To manage this diversity, a review of rehabilitation services would be much more manageable if compartmentalised into priority areas. Thus, individual focus groups with relevant expertise could deal with those aspects with which they are most involved. For example, individual groups might focus on areas such as power wheelchair provision, amputee-limb deficiency rehabilitation, transition for disabled school leavers or services for multiple sclerosis patients, the experts recruited in each of these areas having different backgrounds depending on the focused topic. The recently produced stroke review is an example of this type of focused approach, an example that should be used in respect of the sector under discussion.

Our experience is probably the greatest argument against the action plan approach. Previous action plans, such as those developed by the former health boards, have been ignored. The report of the national advisory committee on medical rehabilitation has been largely ignored, the national action plan being one of the few recommendations that attracted the Department's attention. Those recommendations that required action were set aside. The appointment of regional teams with specialist expertise and the development of regional planning were core recommendations, but they were dropped. The national action plan has failed to materialise after ten years of planning stagnation. The HSE has been in existence for three years and has not managed to progress the plan. This lack of progress is not due to neglect on anyone's part, but it is an inevitable consequence of an unrealistic approach. However, to persist further with a failed strategy would be difficult to justify.

Most new services arise when a clinician or manager in an existing service identifies a local need. Following a period of advocacy and negotiation, the need is usually addressed through a service that starts out as a subdivision of the parent organisation. Several specialties and therapy disciplines in the HSE south region have identified this need in respect of rehabilitation, but none has the capacity to provide it from existing resources. The only comparable Irish model for this dilemma is that of palliative care, which started with an approach of developing specialist teams in each region and evolved into an inpatient service, at which stage the 2001 strategy document Design Guidelines for Specialist Palliative Care Settings was produced. This action plan was able to be produced having the twin benefits of relevant input and a limited focus based on identified needs.

In all other developed countries, rehabilitation services have evolved from within other services through one of a number of routes, those being progression of the role of community-based rehabilitation teams and extension of services from within other specialties, such as rheumatology, geriatric medicine and neurology. We should remember that there is no model whereby an entire regional service has been developed in a single operation.
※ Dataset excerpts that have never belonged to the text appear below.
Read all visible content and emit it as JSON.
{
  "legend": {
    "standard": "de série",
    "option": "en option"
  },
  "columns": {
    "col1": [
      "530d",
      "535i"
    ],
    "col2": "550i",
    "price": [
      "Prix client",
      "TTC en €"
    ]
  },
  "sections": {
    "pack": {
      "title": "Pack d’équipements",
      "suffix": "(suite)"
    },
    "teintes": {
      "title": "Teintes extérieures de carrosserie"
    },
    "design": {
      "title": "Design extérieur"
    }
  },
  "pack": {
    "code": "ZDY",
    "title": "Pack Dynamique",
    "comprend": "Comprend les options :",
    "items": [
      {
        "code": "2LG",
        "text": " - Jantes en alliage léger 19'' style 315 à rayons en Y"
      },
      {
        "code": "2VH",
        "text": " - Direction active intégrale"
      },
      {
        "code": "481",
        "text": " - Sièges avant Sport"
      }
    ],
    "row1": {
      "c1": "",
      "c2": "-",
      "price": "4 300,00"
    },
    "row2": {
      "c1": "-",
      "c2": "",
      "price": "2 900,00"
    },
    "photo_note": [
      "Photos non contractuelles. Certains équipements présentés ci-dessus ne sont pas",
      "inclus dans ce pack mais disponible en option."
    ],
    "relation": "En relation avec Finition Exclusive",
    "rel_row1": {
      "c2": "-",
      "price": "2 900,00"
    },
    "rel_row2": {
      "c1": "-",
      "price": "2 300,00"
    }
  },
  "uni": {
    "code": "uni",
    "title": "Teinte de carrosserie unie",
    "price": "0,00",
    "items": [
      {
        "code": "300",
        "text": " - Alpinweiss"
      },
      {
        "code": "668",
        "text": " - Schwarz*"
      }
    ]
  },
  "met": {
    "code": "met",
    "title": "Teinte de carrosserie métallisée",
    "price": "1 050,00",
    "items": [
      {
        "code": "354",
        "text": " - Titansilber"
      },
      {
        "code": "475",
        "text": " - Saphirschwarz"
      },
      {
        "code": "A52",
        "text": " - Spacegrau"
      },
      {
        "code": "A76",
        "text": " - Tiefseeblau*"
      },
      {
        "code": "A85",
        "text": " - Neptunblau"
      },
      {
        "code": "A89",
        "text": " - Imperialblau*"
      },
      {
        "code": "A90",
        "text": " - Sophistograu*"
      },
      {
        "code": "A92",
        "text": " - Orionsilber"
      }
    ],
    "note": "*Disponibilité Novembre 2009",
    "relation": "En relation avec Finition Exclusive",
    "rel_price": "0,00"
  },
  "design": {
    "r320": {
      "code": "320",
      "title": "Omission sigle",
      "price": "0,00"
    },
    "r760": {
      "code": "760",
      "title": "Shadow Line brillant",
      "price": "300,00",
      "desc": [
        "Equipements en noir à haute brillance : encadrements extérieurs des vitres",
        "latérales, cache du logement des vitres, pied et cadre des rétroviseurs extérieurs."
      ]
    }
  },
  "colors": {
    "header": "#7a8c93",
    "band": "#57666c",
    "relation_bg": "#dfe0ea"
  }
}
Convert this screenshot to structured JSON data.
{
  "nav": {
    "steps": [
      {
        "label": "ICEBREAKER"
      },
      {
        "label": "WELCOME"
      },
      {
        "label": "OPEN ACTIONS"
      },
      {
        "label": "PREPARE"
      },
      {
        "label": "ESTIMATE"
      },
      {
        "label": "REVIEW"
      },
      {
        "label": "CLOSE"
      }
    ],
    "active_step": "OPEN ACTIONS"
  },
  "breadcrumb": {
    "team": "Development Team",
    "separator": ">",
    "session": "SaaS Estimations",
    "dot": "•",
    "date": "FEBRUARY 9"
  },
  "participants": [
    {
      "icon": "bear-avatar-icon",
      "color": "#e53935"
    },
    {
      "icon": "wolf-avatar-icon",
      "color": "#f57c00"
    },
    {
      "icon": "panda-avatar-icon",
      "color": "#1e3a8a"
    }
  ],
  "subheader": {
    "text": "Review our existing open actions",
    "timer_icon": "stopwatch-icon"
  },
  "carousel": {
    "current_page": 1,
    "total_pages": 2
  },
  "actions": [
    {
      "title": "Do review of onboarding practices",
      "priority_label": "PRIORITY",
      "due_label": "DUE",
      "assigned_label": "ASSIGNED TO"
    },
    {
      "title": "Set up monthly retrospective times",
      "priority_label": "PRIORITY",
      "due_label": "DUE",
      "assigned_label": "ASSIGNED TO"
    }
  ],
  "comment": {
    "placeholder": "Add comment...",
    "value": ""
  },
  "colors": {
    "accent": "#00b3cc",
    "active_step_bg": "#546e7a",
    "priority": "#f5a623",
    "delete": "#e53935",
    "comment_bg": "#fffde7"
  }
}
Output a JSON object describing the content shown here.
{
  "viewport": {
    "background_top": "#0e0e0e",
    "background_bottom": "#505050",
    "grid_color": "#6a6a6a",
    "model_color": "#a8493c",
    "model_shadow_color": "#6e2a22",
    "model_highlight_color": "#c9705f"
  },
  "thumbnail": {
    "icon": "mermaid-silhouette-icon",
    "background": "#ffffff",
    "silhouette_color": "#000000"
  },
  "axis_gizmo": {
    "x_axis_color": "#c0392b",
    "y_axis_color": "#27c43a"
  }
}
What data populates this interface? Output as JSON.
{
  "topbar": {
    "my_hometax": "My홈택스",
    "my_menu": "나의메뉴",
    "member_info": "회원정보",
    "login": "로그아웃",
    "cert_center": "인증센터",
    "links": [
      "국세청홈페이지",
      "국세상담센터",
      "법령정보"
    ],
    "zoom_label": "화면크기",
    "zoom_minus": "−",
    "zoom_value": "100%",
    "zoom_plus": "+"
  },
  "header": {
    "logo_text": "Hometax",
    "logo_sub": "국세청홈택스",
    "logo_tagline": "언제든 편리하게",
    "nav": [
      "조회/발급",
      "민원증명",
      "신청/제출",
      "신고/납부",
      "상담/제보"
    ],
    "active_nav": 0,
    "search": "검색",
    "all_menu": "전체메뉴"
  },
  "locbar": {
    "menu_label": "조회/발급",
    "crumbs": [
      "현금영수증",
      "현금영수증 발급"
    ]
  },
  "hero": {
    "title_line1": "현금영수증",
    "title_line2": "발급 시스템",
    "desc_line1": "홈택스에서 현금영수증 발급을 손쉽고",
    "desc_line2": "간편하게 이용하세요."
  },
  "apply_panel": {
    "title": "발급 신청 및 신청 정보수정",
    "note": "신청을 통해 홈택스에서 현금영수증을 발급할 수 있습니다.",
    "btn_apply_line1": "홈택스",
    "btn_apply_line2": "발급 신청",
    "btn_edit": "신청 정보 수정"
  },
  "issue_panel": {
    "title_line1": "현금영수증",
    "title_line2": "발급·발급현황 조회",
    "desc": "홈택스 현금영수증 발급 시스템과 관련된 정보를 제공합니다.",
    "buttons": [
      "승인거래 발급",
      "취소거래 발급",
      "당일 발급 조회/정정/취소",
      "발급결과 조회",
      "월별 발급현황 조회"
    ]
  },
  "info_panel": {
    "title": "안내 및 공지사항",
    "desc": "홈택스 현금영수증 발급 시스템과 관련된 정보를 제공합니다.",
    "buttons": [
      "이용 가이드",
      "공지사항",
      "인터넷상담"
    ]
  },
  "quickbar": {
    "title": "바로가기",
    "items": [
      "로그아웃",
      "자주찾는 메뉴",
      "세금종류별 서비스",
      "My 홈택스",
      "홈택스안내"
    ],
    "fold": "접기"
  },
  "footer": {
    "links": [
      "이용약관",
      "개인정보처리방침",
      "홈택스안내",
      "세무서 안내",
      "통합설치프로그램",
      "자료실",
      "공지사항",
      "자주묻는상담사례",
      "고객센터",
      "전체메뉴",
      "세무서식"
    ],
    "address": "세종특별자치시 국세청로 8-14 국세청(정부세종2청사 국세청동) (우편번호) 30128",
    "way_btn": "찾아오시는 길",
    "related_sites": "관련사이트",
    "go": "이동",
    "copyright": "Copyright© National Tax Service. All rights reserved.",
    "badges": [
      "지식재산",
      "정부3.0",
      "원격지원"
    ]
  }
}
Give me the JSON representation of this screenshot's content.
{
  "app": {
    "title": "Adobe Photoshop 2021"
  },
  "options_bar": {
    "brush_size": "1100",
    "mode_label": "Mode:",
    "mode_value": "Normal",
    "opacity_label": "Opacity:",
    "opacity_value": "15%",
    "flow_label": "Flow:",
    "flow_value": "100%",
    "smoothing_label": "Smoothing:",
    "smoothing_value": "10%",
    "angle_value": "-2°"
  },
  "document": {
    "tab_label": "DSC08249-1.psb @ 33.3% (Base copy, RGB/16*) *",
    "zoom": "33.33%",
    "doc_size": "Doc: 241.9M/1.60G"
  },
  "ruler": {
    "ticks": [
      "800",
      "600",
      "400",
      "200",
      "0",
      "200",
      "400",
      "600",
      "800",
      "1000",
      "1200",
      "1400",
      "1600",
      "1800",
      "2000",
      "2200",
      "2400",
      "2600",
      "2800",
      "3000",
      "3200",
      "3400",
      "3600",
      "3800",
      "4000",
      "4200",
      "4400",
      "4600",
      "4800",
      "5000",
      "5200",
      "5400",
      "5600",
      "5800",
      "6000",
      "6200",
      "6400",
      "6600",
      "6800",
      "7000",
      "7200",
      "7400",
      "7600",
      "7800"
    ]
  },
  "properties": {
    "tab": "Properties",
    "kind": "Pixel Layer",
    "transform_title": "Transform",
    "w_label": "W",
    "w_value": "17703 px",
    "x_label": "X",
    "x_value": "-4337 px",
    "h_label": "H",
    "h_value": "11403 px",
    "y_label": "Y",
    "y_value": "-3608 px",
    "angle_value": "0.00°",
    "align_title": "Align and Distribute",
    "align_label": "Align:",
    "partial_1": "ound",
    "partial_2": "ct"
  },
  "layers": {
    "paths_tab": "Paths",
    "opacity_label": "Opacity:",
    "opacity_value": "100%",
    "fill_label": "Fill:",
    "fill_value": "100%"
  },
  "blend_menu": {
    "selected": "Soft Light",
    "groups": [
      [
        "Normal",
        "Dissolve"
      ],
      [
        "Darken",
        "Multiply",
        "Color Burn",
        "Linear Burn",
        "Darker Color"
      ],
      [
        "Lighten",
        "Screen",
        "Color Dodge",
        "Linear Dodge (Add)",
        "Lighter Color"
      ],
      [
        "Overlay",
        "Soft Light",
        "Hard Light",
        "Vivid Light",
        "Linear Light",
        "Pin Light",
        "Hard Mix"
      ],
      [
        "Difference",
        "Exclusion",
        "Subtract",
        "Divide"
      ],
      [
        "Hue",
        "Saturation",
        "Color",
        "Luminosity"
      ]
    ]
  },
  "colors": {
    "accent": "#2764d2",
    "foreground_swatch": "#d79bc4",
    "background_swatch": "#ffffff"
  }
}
For example, it is universally acknowledged that there is an overwhelming need for a regional rehabilitation service based in Cork, nor is there any doubt that initial emphasis for this service would be to provide neurorehabilitation for patients of working age with brain injury, stroke and progressive neurological disorders.

It is equally uncontroversial to state that any rehabilitation team appointed would need to include relevant expertise drawn from rehabilitation medicine, rehabilitation nursing, physiotherapy, occupational therapy, speech and language therapy and psychology. Based on experience elsewhere, there is no option but to consider that this team will need to be outpatient-based initially as the design of any inpatient unit should be strongly influenced by the team that will want to make the most efficient use of it. I am conscious of the time.